Ich habe (dies will ich keinesfalls als den Regelfall verstanden wissen, aber als Anmerkung sei mir dies gestattet) an meiner RD-Schule die Ehre gehabt, einen Vollzeitkurs kurz vor der Prüfung zu erleben und kann zu diesem speziellen Kurs sagen: wer in meinem "verkürzten" Kurs vom Theoriewissen her am unteren Ende der Klassenskala stand, wäre in diesem Kurs locker im oberen Mittelfeld gelandet. Es gibt nämlich einen kleinen, aber ganz entscheidenden Vorteil, den die § 8-Teilnehmer haben: sie kennen die Praxis. Wer schonmal ohne Notarzt dastand, wird niemals "komplizierte" Inhalte der Ausbildung mit dem Hinweis "das muß doch der Notarzt wissen, nicht ich" abtun.

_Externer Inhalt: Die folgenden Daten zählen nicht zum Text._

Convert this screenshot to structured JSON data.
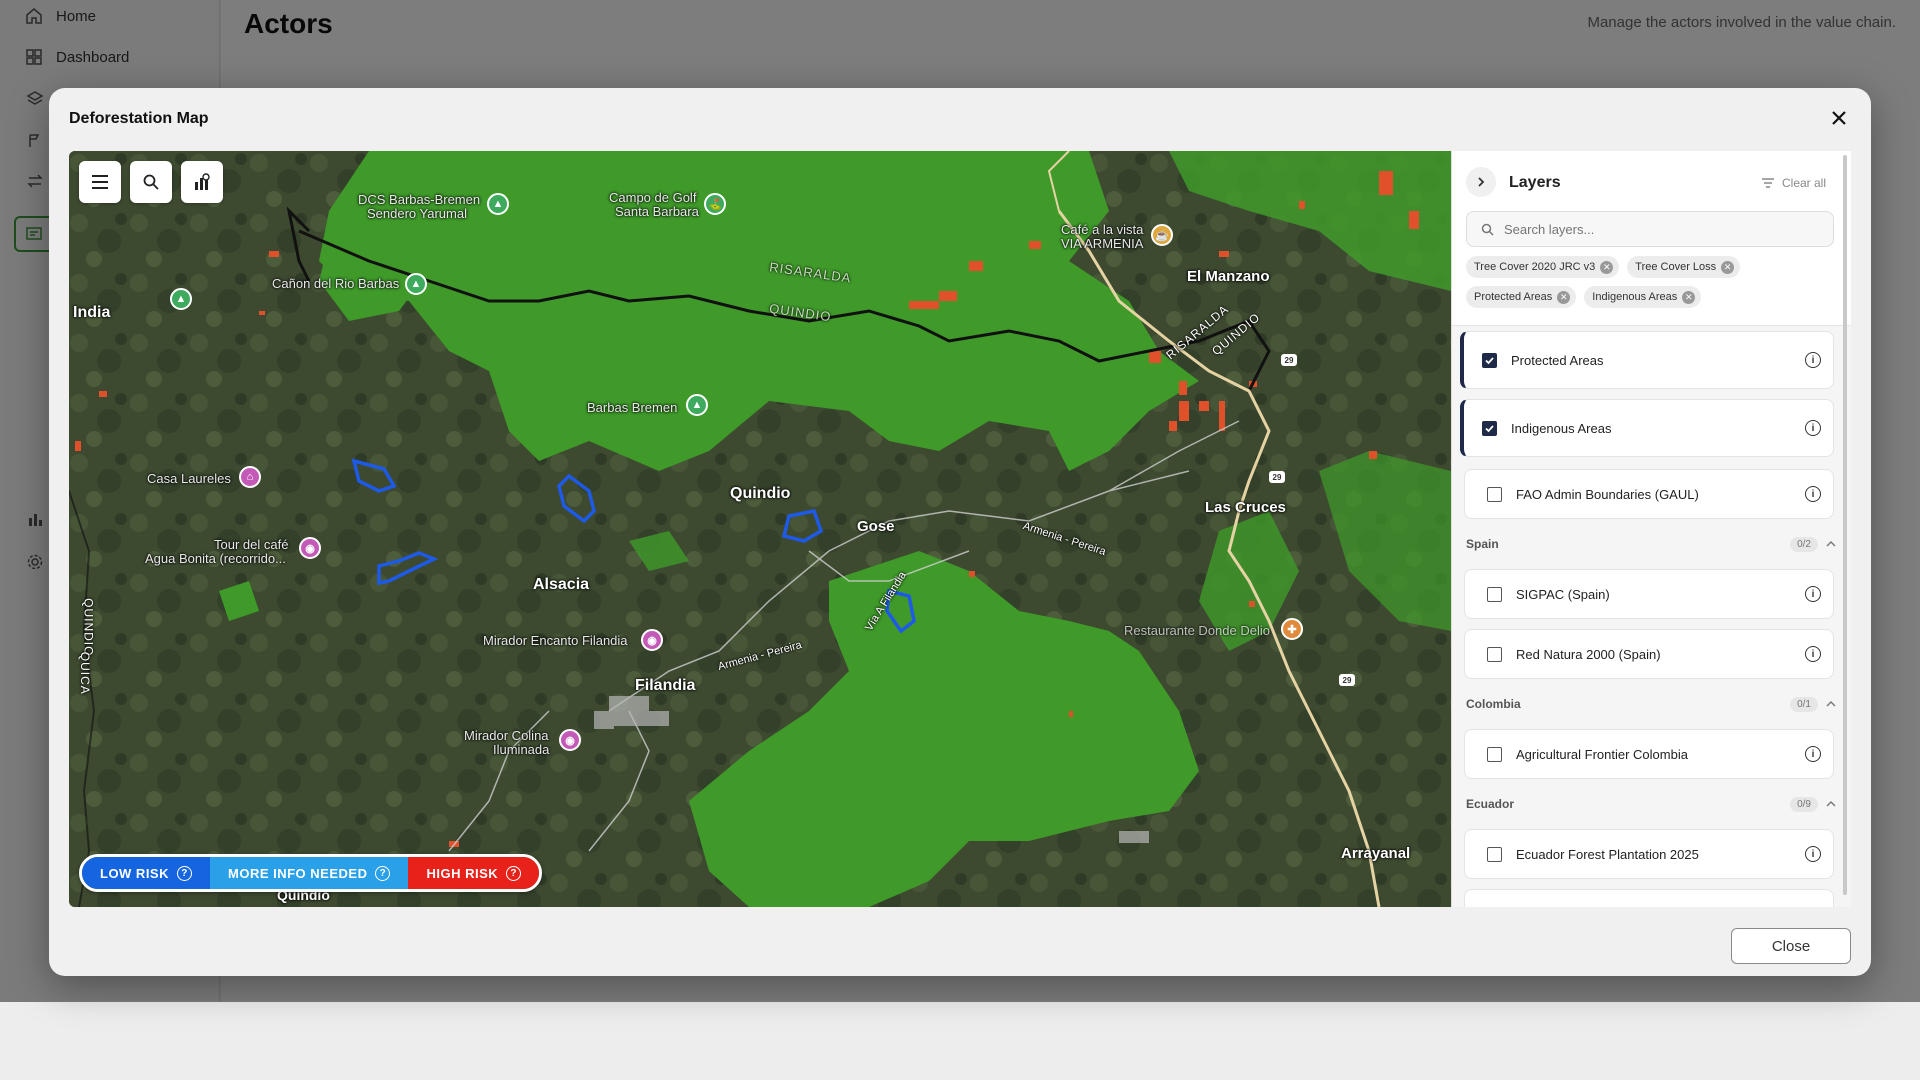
{
  "app": {
    "nav": [
      {
        "label": "Home",
        "icon": "home-icon"
      },
      {
        "label": "Dashboard",
        "icon": "dashboard-icon"
      }
    ],
    "page_title": "Actors",
    "page_subtitle": "Manage the actors involved in the value chain."
  },
  "modal": {
    "title": "Deforestation Map",
    "close_label": "Close"
  },
  "map": {
    "places": {
      "india": "India",
      "canon": "Cañon del Rio Barbas",
      "dcs1": "DCS Barbas-Bremen",
      "dcs2": "Sendero Yarumal",
      "campo1": "Campo de Golf",
      "campo2": "Santa Barbara",
      "cafe1": "Café a la vista",
      "cafe2": "VIA ARMENIA",
      "manzano": "El Manzano",
      "barbas": "Barbas Bremen",
      "quindio": "Quindio",
      "gose": "Gose",
      "lascruces": "Las Cruces",
      "casa": "Casa Laureles",
      "tour1": "Tour del café",
      "tour2": "Agua Bonita (recorrido...",
      "alsacia": "Alsacia",
      "mirador_enc": "Mirador Encanto Filandia",
      "filandia": "Filandia",
      "mirador_col1": "Mirador Colina",
      "mirador_col2": "Iluminada",
      "restaurante": "Restaurante Donde Delio",
      "arrayanal": "Arrayanal",
      "quindio_bottom": "Quindio",
      "river_risaralda": "RISARALDA",
      "river_quindio": "QUINDIO",
      "dept_risaralda": "RISARALDA",
      "dept_quindio": "QUINDIO",
      "left_vertical": "QUINDIO",
      "left_vertical2": "QUICA",
      "road_armenia": "Armenia - Pereira",
      "road_armenia2": "Armenia - Pereira",
      "road_via": "Vía A Filandia",
      "route_29a": "29",
      "route_29b": "29",
      "route_29c": "29"
    },
    "legend": [
      {
        "label": "LOW RISK",
        "color": "#1565e0"
      },
      {
        "label": "MORE INFO NEEDED",
        "color": "#2aa0e8"
      },
      {
        "label": "HIGH RISK",
        "color": "#e8221b"
      }
    ],
    "colors": {
      "tree_cover": "#3f9a2a",
      "tree_loss": "#e0502a",
      "protected": "#1e5ae8"
    }
  },
  "layers": {
    "title": "Layers",
    "clear_all": "Clear all",
    "search_placeholder": "Search layers...",
    "chips": [
      "Tree Cover 2020 JRC v3",
      "Tree Cover Loss",
      "Protected Areas",
      "Indigenous Areas"
    ],
    "active": [
      {
        "label": "Protected Areas",
        "checked": true
      },
      {
        "label": "Indigenous Areas",
        "checked": true
      },
      {
        "label": "FAO Admin Boundaries (GAUL)",
        "checked": false
      }
    ],
    "groups": [
      {
        "name": "Spain",
        "count": "0/2",
        "items": [
          "SIGPAC (Spain)",
          "Red Natura 2000 (Spain)"
        ]
      },
      {
        "name": "Colombia",
        "count": "0/1",
        "items": [
          "Agricultural Frontier Colombia"
        ]
      },
      {
        "name": "Ecuador",
        "count": "0/9",
        "items": [
          "Ecuador Forest Plantation 2025"
        ]
      }
    ]
  }
}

Ein unglaublicher Motivator für diese kurzen (ja, er ist kurz, aber das ist die Vollzeitausbildung auch, wenn man da die RS-Inhalte mal rausrechnet...) Kurse ist eben das Wissen um die praktische Anwendbarkeit des erlernten. Eine Erfahrung jedoch, die Herr Becker nicht machen wird, da er ja aus ideologischen Gründen eine derart unqualifizierende Ausbildungsform ablehnt und daher nicht aus eigener Erfahrung im Umgang mit solchen Kursen sprechen kann.
Statt dessen schreibt er lieber drüber.